4. American Express' CPA employees' services are, nevertheless, indirectly regulated to the extent that CPAs remain subject to disciplinary action by the Board for: (1) being convicted of a crime which directly relates to their ability to practice public accountancy; (2) knowingly filing false reports, failing to file reports as required by state or federal law, or obstructing their filing; (3) advertising in a manner that is fraudulent, false, deceptive, or misleading; (4) performing any fraudulent act; or (5) failing to maintain good moral character. Fla. Stat. ch. 473.323 (Supp.1994).

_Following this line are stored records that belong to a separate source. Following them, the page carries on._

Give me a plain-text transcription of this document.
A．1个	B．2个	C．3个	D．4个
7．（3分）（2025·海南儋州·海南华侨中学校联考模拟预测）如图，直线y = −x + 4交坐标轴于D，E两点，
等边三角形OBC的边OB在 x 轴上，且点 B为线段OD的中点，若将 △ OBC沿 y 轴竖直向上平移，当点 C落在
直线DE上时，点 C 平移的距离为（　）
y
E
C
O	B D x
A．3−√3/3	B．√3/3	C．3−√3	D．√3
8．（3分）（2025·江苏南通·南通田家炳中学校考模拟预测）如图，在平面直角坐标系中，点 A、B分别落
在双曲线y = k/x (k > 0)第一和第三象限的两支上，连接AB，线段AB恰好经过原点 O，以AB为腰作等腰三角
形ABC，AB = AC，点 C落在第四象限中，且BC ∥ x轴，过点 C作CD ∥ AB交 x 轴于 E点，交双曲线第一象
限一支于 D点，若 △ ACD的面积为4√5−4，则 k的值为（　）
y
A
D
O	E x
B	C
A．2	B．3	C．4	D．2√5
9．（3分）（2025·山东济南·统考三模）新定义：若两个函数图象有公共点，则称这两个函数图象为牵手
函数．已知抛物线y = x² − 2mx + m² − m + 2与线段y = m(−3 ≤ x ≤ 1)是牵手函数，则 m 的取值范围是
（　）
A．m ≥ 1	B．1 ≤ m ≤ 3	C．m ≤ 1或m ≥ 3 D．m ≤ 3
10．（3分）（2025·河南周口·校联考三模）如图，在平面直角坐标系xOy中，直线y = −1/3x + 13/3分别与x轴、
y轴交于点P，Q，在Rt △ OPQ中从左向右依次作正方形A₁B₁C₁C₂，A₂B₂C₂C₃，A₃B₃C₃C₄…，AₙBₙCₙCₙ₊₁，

5. In relevant part, chapter 473.302 provides:(6) “Holding out” means advertising, as a part of a licensee's business activities, that the licensee is a certified public accountant when providing, or offering to provide, services or products to the public which involve the use of accounting skills or one or more types of management advisory or consulting services.Fla. Stat. ch. 473.302.
6. As the district court did not address the equal protection claims of Miller and American Express, those claims are not before us.
7. But see Johnson v. California State Bd. of Accountancy, 72 F.3d 1427, 1432-33 (9th Cir.1995) (statutory scheme that prohibited a CPA from accepting commissions in the performance of accounting and tax services only if he held out did not implicate the First Amendment even though it prevented the CPA from holding out in his accountancy practice).